In the last two posts, I wrote about the Burel family in America, beginning with the emigrant, Jean Baptiste Elzeard Burel, his wife, Patience Hannah Bird Burel, and their six children. At the end of my second post, I had detailed the movements of Dr. Jean Burel from his homeland of France to Germantown, Pennsylvania, and his subsequent migration with his wife and six children to Union County, South Carolina.
Although Dr. Burel and his wife remained in Union County, South Carolina the remainder of their lives, several of their children, including their oldest son, Louis, and his wife Sara Margaret Jenkins, moved farther south to Gwinnett County, Georgia, near Hog Mountain. The U. S. Census taken in 1850 for Hogmountain, Gwinnett County, Georgia, shows that Lewis Burel, a 64-year old farmer whose real estate was valued at $80, headed a household that included his wife, Margaret, 56, Martha, 33, Randle, 23, Samuel I, 21, and Margaret, age 16. According to the census record, all four of the younger Burel family members had been born in South Carolina. Louis ("Lewis") and Margaret Burel continued to live in the Hog Mountain area until their deaths, and the graves of their numerous descendants can be found in Duncan Creek Cemetery and in the cemetery at Hog Mountain Baptist Church. Today, many living descendants still call the state of Georgia "home."
Although the exact date that James Burel and his wife, Nancy Elizabeth Darby, arrived in Mississippi is unknown, the U. S. Census of 1850 shows they were already living in Attala County.
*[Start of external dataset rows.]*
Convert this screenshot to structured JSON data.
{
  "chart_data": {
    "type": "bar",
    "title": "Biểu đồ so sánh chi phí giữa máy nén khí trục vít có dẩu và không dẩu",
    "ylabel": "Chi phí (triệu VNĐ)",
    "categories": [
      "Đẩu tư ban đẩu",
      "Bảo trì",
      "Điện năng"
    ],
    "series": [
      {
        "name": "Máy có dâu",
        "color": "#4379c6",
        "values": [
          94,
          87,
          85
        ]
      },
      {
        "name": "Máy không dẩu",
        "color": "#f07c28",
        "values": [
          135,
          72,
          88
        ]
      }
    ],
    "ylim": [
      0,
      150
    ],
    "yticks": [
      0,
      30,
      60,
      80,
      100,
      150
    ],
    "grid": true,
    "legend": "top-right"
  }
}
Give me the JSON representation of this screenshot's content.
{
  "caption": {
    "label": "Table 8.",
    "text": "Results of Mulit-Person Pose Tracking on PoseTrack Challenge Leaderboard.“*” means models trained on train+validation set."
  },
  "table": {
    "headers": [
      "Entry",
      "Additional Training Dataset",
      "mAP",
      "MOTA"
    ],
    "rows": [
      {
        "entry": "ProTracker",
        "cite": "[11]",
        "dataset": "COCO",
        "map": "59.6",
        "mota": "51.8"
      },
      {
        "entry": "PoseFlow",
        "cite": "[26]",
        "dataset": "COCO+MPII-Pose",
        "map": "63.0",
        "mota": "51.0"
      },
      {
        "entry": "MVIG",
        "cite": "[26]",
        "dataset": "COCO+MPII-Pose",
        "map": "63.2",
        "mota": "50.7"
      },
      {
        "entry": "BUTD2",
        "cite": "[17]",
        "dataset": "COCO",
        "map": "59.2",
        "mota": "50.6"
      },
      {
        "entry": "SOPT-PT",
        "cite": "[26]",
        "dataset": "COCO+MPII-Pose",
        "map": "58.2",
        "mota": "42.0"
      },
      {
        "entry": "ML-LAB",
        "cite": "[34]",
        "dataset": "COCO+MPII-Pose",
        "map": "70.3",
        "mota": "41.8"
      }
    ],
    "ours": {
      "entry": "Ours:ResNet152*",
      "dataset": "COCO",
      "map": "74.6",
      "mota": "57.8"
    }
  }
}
According to the census, nineteen Burel (then "Burell") family members, enumerated in three separate households, were found to be living in the Newport area of Attala County.
The oldest of the heads of households listed was James, whose wife was Nancy. A farmer who owned real estate valued at $100, James and Nancy were 60 years old. Also living with James and Nancy was James, age 18, born in South Carolina, Lucinda, age 20, born in Mississippi, James, 5, and Elizabeth, 1 1/2 years. The birthplace of each of the two young children was shown to be " Mississippi." Based on the information available on the 1850 census record, the relationships of James, Lucinda, and the two young children, to each other, and to James and Nancy, cannot be determined. Without a doubt, however, James and Nancy Burell were the same couple who lived in Gwinnett County, Georgia and known there as James P. and Nancy Elizabeth Darby Burel.
A second Burell household was headed by William, 33, and it included his wife Anna, age 34, and their six children, Elizabeth, 12, Honor, 7, Dasilla, 5, William, 4, John, 3, and Nancy M., shown on the census to be "0."
John, age 31, headed a third Burell household. Enumerated in his household was Polly, his 28-year old wife, John, age 5, and twin boys, Jenkins and Samuel Burell, age 2.
William and John were both shown on the census as farmers, each owning real estate valued at $250. Although the relationships of John and William to each other and to James and Nancy Burell are unknown, it is likely these two young men were brothers and the sons of the elder Burells. Interestingly, two of the names of John Burell's children indicate a familial connection to the Jenkins family. Even more interesting is that Samuel Jenkins, 64 years old and born in South Carolina, lived " next door" to John Burell and his family.
Although many of the Burell families' neighbors had been born in other states, a fairly large number of them, according to the census, had been born in South Carolina. The names of a few individuals born in South Carolina were Roger and Patsey Barfield, William and Debby Burden, Oliver Greely, John Hearst, Jefferson and Sarah Jenkins, John and Isabella Jenkins, Samuel Jenkins, Robert and Vina Lepard, and Samuel Porter and Mary (Middleton) Porter (my great-great-great-grandparents.